Jack’s office at home was his sanctuary. His pure, serious thinking space into which normal life was not allowed to intrude. Or at least, that’s what it was supposed to be.
As he sat at his desk beneath the window, his blinds angled so that he could see the world, but the world could not see him, his eyes were drawn to the pile of boxes and bin bags in the corner of the room. Bloody Maggie! Within weeks of Jack getting his office up and running, she’d started using it as a storage space for all the clothes and toys that Hannah had already grown out of. ‘They’ll go on eBay when I get the time,’ Maggie had said. ‘Just ignore them.’
Jack glanced at his small radiator bedecked with Paw Patrol baby-grows. As he tried to get down to work in his office-cum-laundry-cum-store cupboard, Maggie FaceTimed. He opened the call on his laptop to see Maggie standing outside Hammersmith police station.
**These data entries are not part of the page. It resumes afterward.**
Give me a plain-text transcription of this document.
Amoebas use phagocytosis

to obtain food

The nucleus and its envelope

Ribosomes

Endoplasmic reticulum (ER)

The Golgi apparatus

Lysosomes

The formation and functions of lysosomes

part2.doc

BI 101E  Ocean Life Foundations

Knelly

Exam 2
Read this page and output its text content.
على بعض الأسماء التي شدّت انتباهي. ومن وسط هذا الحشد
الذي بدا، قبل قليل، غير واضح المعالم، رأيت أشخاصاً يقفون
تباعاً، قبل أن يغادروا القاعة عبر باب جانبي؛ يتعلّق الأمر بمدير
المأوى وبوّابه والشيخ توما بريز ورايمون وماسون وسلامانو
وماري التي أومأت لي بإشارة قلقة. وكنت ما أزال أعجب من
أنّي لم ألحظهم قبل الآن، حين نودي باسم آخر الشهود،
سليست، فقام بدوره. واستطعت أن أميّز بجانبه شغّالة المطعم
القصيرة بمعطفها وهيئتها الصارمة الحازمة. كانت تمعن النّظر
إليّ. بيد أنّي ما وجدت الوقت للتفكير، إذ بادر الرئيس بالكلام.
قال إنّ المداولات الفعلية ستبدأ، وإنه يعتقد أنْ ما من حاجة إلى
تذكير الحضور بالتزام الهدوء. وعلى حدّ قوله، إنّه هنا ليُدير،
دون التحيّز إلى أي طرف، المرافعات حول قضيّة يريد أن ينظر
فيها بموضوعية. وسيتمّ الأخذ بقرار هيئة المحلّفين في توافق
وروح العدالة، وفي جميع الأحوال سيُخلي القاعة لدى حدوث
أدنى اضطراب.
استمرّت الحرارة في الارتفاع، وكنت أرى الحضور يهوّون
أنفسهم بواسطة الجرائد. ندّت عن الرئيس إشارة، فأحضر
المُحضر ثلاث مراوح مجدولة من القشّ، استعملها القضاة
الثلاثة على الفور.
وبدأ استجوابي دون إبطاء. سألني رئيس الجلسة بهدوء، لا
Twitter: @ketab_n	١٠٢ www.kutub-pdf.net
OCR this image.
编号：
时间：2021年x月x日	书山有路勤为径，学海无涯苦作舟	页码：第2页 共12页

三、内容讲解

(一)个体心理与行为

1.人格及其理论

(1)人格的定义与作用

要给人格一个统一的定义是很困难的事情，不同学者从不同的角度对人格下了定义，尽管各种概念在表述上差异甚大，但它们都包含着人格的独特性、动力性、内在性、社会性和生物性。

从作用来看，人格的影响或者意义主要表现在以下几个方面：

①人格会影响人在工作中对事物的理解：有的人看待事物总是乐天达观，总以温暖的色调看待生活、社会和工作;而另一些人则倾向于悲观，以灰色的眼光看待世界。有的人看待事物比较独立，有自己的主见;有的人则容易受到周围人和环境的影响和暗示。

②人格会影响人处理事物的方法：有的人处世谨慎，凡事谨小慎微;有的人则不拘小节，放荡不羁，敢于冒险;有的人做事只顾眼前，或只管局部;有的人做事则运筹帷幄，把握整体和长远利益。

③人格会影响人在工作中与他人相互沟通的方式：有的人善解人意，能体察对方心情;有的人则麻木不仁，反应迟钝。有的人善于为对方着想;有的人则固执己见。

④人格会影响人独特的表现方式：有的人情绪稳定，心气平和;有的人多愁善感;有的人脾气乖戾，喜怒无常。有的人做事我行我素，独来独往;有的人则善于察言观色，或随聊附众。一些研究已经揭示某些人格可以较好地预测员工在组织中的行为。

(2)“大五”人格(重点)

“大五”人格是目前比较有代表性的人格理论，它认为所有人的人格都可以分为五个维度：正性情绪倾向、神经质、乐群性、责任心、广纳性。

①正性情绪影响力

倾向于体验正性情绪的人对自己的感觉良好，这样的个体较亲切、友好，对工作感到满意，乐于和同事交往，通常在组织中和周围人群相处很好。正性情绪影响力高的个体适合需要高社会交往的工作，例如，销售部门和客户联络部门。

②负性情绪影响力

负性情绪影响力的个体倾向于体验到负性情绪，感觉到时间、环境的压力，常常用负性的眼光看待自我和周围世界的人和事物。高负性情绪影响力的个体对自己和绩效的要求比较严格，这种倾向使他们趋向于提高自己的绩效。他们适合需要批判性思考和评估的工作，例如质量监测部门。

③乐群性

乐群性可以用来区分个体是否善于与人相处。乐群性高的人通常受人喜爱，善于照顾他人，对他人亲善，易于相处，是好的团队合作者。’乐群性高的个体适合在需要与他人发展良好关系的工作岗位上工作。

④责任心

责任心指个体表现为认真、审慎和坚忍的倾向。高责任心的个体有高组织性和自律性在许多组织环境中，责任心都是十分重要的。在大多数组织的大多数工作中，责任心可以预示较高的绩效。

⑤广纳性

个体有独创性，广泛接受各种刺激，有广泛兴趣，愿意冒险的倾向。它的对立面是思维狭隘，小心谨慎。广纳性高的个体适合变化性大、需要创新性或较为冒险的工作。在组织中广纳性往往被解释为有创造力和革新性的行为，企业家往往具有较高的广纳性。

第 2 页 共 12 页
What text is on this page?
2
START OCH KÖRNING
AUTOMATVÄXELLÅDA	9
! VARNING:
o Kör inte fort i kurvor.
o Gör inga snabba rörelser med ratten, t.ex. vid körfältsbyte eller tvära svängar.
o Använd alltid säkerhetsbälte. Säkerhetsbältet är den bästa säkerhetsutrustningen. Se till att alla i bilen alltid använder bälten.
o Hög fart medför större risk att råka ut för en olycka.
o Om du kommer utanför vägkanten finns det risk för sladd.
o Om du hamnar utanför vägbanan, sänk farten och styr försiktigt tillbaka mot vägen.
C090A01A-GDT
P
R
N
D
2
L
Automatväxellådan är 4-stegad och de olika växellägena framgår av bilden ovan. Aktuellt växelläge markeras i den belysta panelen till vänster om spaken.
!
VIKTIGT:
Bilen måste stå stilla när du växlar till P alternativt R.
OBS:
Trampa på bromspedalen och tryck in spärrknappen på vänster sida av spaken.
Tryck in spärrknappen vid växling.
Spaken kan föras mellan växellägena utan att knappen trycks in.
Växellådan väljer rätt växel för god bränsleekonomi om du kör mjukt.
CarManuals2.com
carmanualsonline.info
‘Lyle’s an intense young man, isn’t he!’ Maggie had decided to open with a joke in case Jack was worried about her being interviewed. In truth, he’d forgotten she was due at Hammersmith today. ‘I told him that it was me who let Tania into our personal lives by trying to do her dad a favour. I never expected her to show up at our home, pissed and stoned, and you had every right to be angry with her. And with me.’
Maggie’s words were occasionally drowned out by the noise of the wind blowing across the microphone on her mobile, but he got the gist of what she was saying. She hadn’t bothered to deny Jack’s anger at Tania — the neighbours and the taxi driver had all given statements saying as much — but she’d vehemently supported his right to be angry.
‘He told me that Tania had finger bruises on her wrists and upper arms. I don’t know what he thought I might say to that — maybe he imagined I’d break down and tell him you’re an abusive husband. I said that you would only have responded physically in defence of yourself and our daughter, and that you would have used the minimum force needed to keep Tania from hurting anyone, including herself.’ Maggie smiled. ‘I told him that Tania was lucky that you were the one who opened the door to her, because I would not have been so understanding about having our home invaded by a volatile, drunk teenager. I’m so sorry for all of this, Jack. I know Mr Wetlock was an unobservant, absent father, but he’ll blame himself for that for the rest of his life.’
Maggie seemed particularly saddened by the situation after reliving it with DC Lyle so Jack, once again, refrained from telling her the truth about her esteemed mentor. ‘God, I hope this isn’t what he’s remembered for, Jack.’ Maggie ended the call, saying that she had to get back to work as she was picking up another one of Wetlock’s shifts whilst he was on compassionate leave.
Jack’s mind was now distracted by the two vastly different versions of Wetlock he’d been given, one by Maggie and one by Julia. One Google search later, and Jack was reading about the great man for himself.
Wetlock was 62 years of age and had started his medical career as a GP in Hammersmith before returning to medical school to study his specialism. He divorced from a woman called Katherine Mercer fifteen years ago, and Tania Katherine Wetlock was born two years before that. Jack could find nothing more about Wetlock’s private life. Everything else was in reference to his meteoric rise through the ranks. When Jack searched for the name of Katherine Mercer, he found nothing to tell him whether she was even dead or alive.
Jack looked at an image on his screen of the young Dr Elliot Wetlock graduating from medical school. He looked like a man who knew exactly where he wanted to be in life and knew how to get there.
A text message then appeared in the top right-hand corner of Jack’s screen. It was from Ridley.
Meet me at Staines station. Drug Squad found the kingpin.